How many times have I prayed aloud and ended the time spent with God as soon as I said, “Amen?” How is it that I have gone my whole life and never simply sat and waited for the answers? Like Elijah, I might have to endure storms, fires and earthquakes. But, if I wait long enough for the silence, maybe I can hear the voice of God again.
Dear Alexandria and Mary Ellen,
I’ll be as blunt as I can be: My soul is not a quiet place these days.
As long as man has been sentient and able to perceive divinity, I think man has struggled to understand how to hear God’s voice. The Bible is filled with dramatic revelations of God’s glory in the early days: Great floods, burning bushes, pillars of flame in the desert, fantastic revelatory visions, transfigurations and appearances with stigmata. These days, He doesn’t seem to be quite so obvious.
Let me be clear: I think that I understand why God is not so quick to appear. While God could instantly compel belief by appearing, that would render us nothing more than fearful automatons; we would have no choice but to respond to His terrifying glory. But that sort of coerced relationship isn’t what God wants for us. The fact of Jesus’ life, death and resurrection proves that God desires to be in a relationship with us where love passes both ways. Love cannot exist when a relationship is coerced by fear. To have a loving relationship, you must first want to be in love. That is true for relationships between people and it is true for our relationship with God.
Relationships can be very hard work. For a plethora of reasons, not the least of which is my own poor understanding, I am finding my relationship with God very challenging as of late. I am struggling to simply hear His voice. The lack of meaningful discernment I have experienced has made me feel very ill at ease.
I think my prayer life is partially to blame for my inability to discern God’s direction for my life. When I pray, I have a tendency to talk a lot. I’m thankful for this, asking for that, begging for forgiveness for something else— Basically a long stream of words directed at the Almighty. In thinking about my discomfort with my lack of discernment, I suddenly remembered good old Elijah in the cave as he was waiting for the Lord to pass by:
“Then a great and powerful wind tore the mountains apart and shattered the rocks before the Lord, but the Lord was not in the wind.”
—1 Kings 19:11
It occurs to me that all of my words are like the wind; they make a lot of noise and fuss and they can even be damaging, but God is not present in those words. There are things in those words that are honestly present: Hope, fear, love, anxiety, uncertainty, despair, joy and awe. But those are just emotions— Sometimes they are emotions that are in response to God’s grace but mostly they are reactions to this roller coaster ride that we call life. It makes no difference whether or not the prayer is extemporaneous or formulaic; God is no more present in those words than he was in Elijah’s windstorm.
Elijah eventually did encounter God, and I think where he found Him tells us something about our prayer life. Elijah endured not just the wind, but a huge fire and an earthquake, all without hearing God. He finally found the presence of God in a small, gentle whisper (1 Kings 19:12).
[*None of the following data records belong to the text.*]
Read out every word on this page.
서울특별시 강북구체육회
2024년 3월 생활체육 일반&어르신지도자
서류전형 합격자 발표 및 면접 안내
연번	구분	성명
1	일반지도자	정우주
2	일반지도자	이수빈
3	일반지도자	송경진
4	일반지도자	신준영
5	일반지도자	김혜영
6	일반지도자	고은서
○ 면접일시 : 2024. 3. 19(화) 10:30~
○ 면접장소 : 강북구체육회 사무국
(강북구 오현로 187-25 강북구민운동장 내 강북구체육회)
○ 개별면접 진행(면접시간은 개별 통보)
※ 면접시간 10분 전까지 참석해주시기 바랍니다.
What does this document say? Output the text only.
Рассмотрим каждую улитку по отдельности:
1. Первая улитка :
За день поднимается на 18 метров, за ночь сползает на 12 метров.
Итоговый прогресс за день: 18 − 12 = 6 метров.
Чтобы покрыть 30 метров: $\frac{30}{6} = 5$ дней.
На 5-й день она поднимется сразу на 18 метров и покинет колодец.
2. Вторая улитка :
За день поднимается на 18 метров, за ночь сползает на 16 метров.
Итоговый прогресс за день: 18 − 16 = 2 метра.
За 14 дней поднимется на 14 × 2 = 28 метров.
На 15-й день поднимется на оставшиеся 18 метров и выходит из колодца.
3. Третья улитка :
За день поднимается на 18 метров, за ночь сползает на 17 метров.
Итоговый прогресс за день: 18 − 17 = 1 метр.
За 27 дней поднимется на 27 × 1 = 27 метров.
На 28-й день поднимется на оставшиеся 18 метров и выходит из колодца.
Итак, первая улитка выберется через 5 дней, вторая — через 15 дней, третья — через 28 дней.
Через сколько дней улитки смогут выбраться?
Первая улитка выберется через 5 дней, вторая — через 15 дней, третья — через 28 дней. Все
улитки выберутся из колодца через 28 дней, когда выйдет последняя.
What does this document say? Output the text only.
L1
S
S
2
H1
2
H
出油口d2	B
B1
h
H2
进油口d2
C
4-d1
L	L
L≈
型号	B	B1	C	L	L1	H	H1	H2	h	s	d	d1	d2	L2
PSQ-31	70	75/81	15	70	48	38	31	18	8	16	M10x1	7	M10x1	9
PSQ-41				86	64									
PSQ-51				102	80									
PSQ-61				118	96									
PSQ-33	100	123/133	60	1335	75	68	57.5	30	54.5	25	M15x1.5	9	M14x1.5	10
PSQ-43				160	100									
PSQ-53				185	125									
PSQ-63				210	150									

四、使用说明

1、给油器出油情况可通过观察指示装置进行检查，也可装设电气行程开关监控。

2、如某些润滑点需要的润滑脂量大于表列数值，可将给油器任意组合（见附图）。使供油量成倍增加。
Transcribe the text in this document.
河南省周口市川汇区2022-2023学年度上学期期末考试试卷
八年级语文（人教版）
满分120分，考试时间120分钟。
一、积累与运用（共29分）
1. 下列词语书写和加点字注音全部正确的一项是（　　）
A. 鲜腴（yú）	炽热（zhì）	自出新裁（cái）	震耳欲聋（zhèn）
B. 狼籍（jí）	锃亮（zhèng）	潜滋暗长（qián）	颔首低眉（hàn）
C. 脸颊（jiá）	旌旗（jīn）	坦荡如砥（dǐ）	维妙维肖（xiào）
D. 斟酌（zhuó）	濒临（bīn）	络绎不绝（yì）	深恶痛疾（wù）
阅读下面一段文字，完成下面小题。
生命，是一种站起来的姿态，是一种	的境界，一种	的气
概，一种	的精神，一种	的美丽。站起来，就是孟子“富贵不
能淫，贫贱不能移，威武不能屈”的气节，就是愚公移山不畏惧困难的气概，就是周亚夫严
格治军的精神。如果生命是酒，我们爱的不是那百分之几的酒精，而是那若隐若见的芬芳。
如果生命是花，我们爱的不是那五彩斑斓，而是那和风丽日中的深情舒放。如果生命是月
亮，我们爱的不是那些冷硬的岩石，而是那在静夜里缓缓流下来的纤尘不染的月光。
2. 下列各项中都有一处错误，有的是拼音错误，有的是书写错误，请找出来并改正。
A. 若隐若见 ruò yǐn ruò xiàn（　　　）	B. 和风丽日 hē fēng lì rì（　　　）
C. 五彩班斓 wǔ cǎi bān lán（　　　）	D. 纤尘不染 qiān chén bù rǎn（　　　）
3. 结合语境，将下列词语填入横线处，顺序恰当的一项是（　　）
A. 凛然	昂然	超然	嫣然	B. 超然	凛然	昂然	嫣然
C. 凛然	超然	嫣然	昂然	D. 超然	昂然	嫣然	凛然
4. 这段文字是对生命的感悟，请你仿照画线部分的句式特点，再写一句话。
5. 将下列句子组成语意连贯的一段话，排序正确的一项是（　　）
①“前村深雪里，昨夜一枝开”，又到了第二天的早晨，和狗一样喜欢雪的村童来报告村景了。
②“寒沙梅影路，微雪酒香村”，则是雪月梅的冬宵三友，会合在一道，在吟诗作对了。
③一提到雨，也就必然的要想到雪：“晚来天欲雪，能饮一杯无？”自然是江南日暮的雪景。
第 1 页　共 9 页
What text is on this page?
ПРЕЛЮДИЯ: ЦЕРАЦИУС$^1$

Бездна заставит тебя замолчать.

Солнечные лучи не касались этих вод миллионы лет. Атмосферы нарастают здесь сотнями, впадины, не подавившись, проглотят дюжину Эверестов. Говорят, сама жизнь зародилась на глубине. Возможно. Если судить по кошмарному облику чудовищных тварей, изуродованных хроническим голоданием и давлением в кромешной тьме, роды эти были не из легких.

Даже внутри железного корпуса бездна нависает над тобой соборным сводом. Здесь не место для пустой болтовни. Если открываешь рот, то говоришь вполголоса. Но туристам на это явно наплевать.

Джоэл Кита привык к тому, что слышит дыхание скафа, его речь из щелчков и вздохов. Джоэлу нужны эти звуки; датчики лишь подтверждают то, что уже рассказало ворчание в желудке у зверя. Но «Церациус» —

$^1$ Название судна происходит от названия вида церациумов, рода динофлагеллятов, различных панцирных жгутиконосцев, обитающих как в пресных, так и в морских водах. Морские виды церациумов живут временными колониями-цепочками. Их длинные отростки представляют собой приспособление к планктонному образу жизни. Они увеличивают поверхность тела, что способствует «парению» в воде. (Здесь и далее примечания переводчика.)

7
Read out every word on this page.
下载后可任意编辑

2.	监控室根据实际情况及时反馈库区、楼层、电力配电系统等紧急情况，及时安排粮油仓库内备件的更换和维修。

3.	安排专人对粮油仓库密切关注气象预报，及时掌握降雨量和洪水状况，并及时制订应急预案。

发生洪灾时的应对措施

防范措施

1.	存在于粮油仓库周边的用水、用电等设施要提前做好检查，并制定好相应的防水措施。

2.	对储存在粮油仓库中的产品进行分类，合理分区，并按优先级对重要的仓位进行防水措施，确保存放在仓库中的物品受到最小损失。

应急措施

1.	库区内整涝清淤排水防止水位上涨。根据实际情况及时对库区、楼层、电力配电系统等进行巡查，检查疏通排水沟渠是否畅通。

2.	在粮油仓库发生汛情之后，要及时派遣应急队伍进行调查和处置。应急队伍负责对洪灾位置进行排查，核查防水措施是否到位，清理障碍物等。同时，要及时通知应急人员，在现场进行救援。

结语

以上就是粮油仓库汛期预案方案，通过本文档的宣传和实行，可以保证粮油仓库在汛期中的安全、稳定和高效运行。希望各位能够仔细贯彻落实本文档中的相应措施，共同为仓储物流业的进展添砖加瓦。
How many times have I prayed aloud and ended the time spent with God as soon as I said, “Amen?” How is it that I have gone my whole life and never simply sat and waited for the answers? Like Elijah, I might have to endure storms, fires and earthquakes. But, if I wait long enough for the silence, maybe I can hear the voice of God again. Like I said, relationships are hard work; I think that perhaps my relationship with God demands that I do a lot less talking and a lot more listening. That is going to take a lot of practice.
Alexandria, this reminds me of a conversation you and I had on the phone yesterday. I was, of course, in Miami waiting for a flight that never happened. You were watching your sister while your mom was at work. There arose a disagreement between you and Mary Ellen over some device charger’s location, and you called me to mediate the dispute. Like you have so many times, you stated your case with great emotion and detail. As soon as I began to respond with a possible solution, you immediately began to talk over the top of me, stating that in no uncertain terms you already knew whatever it was that I was about to say.
It occurs to me that I am doing the same thing in my conversations with God. Pleading my case is fine. But I need to listen much longer in silence for His response.
Whenever it is that you read these words, I hope that they find you at a place in your life where you understand that you need to find a place out of the wind to be still and quiet. There is a time to spill your guts to God, but there must also be time to simply wait quietly for His reply. I hope and pray that your ear is tuned to His presence earlier than mine has been. My battle to understand His will for my life represents one of my greatest struggles.